Hyperamylasemia is mainly seen in patients with pancreatitis and parotitis. Hyperamylasemia of S-type isoamylase occurs with parotitis, obstruction of the parotid gland, and liver failure. ¹¹ Our patient had chronic parotid swelling, but there were no apparent abnormalities in the parotid gland. In an animal study, Blachier et al. ⁶ showed l-arginine and l-ornithine to stimulate amylase release from rat parotid cells. l-Arginine is catabolized via two pathways in the rat parotid gland. In the major pathway, l-arginine is converted into urea and l-ornithine. In the minor pathway, l-arginine is converted directly into l-citrulline though to a limited extent. Arginine accumulates in arginase deficiency. However, the mechanism underlying the stimulation of amylase release has yet to be clarified. ⁶ In our case, high concentrations of l-arginine presumably stimulated the parotid gland for a prolonged period and increased amylase secretion from the parotid gland, which may have been responsible for the observed swelling of the parotid gland. Cornelius et al. ³ speculated that patients with arginase deficiency have elevated arginine in the salivary glands, augmenting nitric oxide synthesis, thereby leading to increased susceptibility of the salivary glands to oxidative damage, and ultimately causing enlargement.

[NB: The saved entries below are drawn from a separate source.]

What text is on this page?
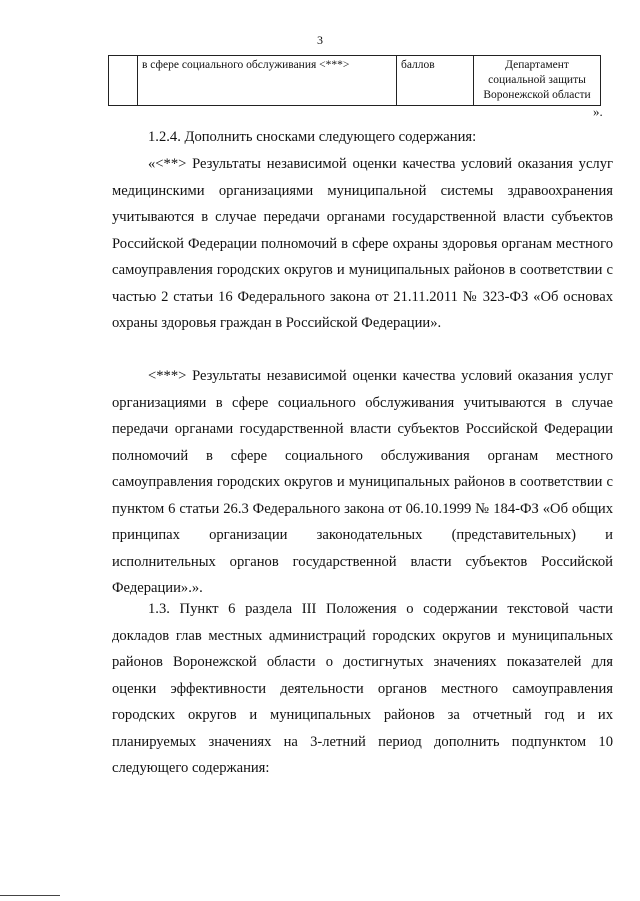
3
	в сфере социального обслуживания <***>	баллов	Департамент
социальной защиты
Воронежской области
».
1.2.4. Дополнить сносками следующего содержания:
«<**> Результаты независимой оценки качества условий оказания услуг медицинскими организациями муниципальной системы здравоохранения учитываются в случае передачи органами государственной власти субъектов Российской Федерации полномочий в сфере охраны здоровья органам местного самоуправления городских округов и муниципальных районов в соответствии с частью 2 статьи 16 Федерального закона от 21.11.2011 № 323-ФЗ «Об основах охраны здоровья граждан в Российской Федерации».
<***> Результаты независимой оценки качества условий оказания услуг организациями в сфере социального обслуживания учитываются в случае передачи органами государственной власти субъектов Российской Федерации полномочий в сфере социального обслуживания органам местного самоуправления городских округов и муниципальных районов в соответствии с пунктом 6 статьи 26.3 Федерального закона от 06.10.1999 № 184-ФЗ «Об общих принципах организации законодательных (представительных) и исполнительных органов государственной власти субъектов Российской Федерации».».
1.3. Пункт 6 раздела III Положения о содержании текстовой части докладов глав местных администраций городских округов и муниципальных районов Воронежской области о достигнутых значениях показателей для оценки эффективности деятельности органов местного самоуправления городских округов и муниципальных районов за отчетный год и их планируемых значениях на 3-летний период дополнить подпунктом 10 следующего содержания:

In the acute stage of hyperammonemia, patients with arginase deficiency are treated with a carbohydrate rich diet, sodium benzoate, with or without sodium phenyl acetate, restricted protein intake, an arginine-free essential amino acid formula, and hemodialysis.^1,2,8 For maintenance, patients are managed with oral nitrogen scavenging drugs, restricted protein intake, and liver transplantation to reduce recurrent hyperammonemia.^1,2,8 Despite ongoing treatment with sodium benzoate, restricted protein intake, and an arginine-free essential amino acid formula, our patient had recurrent episodes of consciousness disturbance with hyperammonemia. This may have been due to recurrent viral infection, an unbalanced diet, and poor compliance with medications. Prior reports have suggested that early diagnosis and treatment of this disease may improve outocomes.^2,12

In general, arginase-deficiency symptoms, such as sever spasticity, seizures, failure to thrive and intellectual disability, worsen later in life. ¹³ These neurological symptoms cannot be explained solely by hyperammonemia in cases with arginase deficiency. Arginine is a precursor for the synthesis of nitric oxide and guanidine compounds. Arginine and its metabolites, the guanidine compounds, are speculated to play roles in neurological impairment.^13,14 In addition, brain MRI of patients with arginase deficiency demonstrates atrophy of both the cerebellum and the cerebrum.^3,15 The MRI findings in our present patient were consistent with these prior observations.

Conclusion

Our patient had been diagnosed with spastic paraplegia in childhood, and subsequently presented with chronic bilateral parotid gland swelling and hyperamylasemia. In adulthood, she had been diagnosed with arginase deficiency and liver cirrhosis. The intellectual and motor disabilities in our case were likely exacerbated by the lack of an accurate diagnosis and appropriate treatment in early childhood.